Justice  /  Comment

Conservatives Want the Antebellum Constitution Back

The Fourteenth and Fifteenth Amendments are in trouble.

The Thirteenth, Fourteenth, and Fifteenth Amendments make up the Civil War and Reconstruction amendments. The Thirteenth abolished slavery except as punishment for a crime, but America needed to do more to prevent the resurgence of the slave-owning South’s caste-based society. The Fourteenth and Fifteenth Amendments enshrined in the Constitution principles of universal male suffrage, nondiscrimination, and nonracial (birthright) citizenship. Although imperfect—the vote for women was not included—they were a crucial first step toward ensuring that the rights conferred by American citizenship would remain inviolate no matter where you were, and no matter who you were.

After the Reconstruction period following the Civil War, the Supreme Court essentially voided the meaning of these amendments. The post-Reconstruction Court helped pave the way for Jim Crow, showering most of the rights reserved for the emancipated on corporations, allowing states to disenfranchise their Black populations through superficially “color-blind” means, and permitting racial discrimination by both government entities and private actors. The amendments were resurrected during the civil-rights movement, but they are now under assault for a second time by both the Court and an executive branch that is distorting or refusing to enforce antidiscrimination laws about housing, voting, and employment.

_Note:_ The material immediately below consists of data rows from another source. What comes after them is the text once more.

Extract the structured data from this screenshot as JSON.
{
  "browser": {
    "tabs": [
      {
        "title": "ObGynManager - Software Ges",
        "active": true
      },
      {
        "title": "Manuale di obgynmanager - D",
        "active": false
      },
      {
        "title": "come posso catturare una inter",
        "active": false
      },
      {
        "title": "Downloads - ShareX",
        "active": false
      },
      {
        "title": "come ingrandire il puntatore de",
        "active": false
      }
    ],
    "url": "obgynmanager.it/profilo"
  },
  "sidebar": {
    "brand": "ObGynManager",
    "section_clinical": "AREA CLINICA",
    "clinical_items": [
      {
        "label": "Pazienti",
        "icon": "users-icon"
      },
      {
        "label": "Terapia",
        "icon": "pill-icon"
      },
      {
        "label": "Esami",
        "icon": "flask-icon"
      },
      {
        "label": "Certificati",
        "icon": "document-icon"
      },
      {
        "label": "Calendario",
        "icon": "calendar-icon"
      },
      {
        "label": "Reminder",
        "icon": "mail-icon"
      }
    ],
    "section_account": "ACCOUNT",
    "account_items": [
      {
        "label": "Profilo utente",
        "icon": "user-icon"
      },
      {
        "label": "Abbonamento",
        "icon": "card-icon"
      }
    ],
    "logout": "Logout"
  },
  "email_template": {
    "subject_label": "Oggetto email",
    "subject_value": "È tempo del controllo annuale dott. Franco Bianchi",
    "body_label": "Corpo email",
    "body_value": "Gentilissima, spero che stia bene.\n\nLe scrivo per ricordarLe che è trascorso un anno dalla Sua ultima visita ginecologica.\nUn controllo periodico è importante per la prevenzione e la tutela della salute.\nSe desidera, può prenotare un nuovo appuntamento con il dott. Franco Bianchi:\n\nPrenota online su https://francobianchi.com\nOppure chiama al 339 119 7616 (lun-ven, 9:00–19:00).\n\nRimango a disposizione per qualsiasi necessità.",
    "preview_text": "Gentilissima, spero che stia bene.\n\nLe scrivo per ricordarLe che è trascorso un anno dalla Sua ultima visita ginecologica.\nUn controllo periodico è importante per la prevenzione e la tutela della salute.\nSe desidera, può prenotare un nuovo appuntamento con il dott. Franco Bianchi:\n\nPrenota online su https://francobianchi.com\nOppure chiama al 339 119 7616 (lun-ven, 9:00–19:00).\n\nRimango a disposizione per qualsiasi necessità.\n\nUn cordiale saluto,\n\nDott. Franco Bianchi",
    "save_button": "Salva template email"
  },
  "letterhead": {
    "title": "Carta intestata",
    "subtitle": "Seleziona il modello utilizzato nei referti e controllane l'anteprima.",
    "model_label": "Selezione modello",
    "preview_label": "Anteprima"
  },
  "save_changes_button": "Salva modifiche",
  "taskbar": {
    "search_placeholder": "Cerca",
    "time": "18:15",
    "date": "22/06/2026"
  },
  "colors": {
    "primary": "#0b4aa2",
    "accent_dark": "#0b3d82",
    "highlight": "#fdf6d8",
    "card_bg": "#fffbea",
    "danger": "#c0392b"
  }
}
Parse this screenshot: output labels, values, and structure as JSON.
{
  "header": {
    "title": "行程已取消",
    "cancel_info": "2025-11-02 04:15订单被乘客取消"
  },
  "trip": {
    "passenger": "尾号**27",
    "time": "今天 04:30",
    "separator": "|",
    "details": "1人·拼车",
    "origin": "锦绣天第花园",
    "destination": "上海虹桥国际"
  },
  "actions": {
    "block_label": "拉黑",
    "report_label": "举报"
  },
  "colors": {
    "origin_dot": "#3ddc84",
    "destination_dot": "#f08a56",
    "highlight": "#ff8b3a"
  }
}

A faction of conservatives has never stopped this campaign. As soon as the Reconstruction amendments were passed, people argued that they were illegitimate, a betrayal of the original document—a “rape of the Constitution” as the columnist Frank Meyer wrote in 1964 about Brown v. Board of Education in National Review. In 1965, that magazine published a cover story arguing that the Voting Rights Act, by enforcing the Fifteenth Amendment, would effectively “repeal the Constitution to give the Negro the vote.” During the Reagan administration, a young attorney in the Justice Department named John Roberts fought to weaken the law. Originalism, the author Madiba K. Dennie points out, is a convenient vehicle for this project because it prioritizes interpretations from historical periods where women and Black people were excluded from the political process.

In more recent years, the slain right-wing activist Charlie Kirk complained that the Fourteenth Amendment was a “Marxist revolutionary gateway” for everything the left wanted to push through. The more genteel conservative writer Christopher Caldwell argued that the entire post-civil-rights-movement Constitution was a “rival” to the “constitution of 1788, with all the traditional forms of jurisprudential legitimacy and centuries of American culture behind it.”

Roberts’s Court likes to invoke history and tradition, but some justices are perfectly happy to ignore the express intent of the Founders—such as the fundamental belief that the Constitution is meant to change—to further an ideological project. The Roberts Court’s repeated rewriting of the Constitution on Trump’s behalf reveals the antebellum Constitution they envision to be a fraud, a gauzy nostalgia based on the Founders’ worst impulses as slavers and hypocrites. This is an attempt to turn the guarantees of the Civil War amendments back into what James Madison called “parchment barriers,” their meaning perverted to ensure the protection of the strong instead of the weak.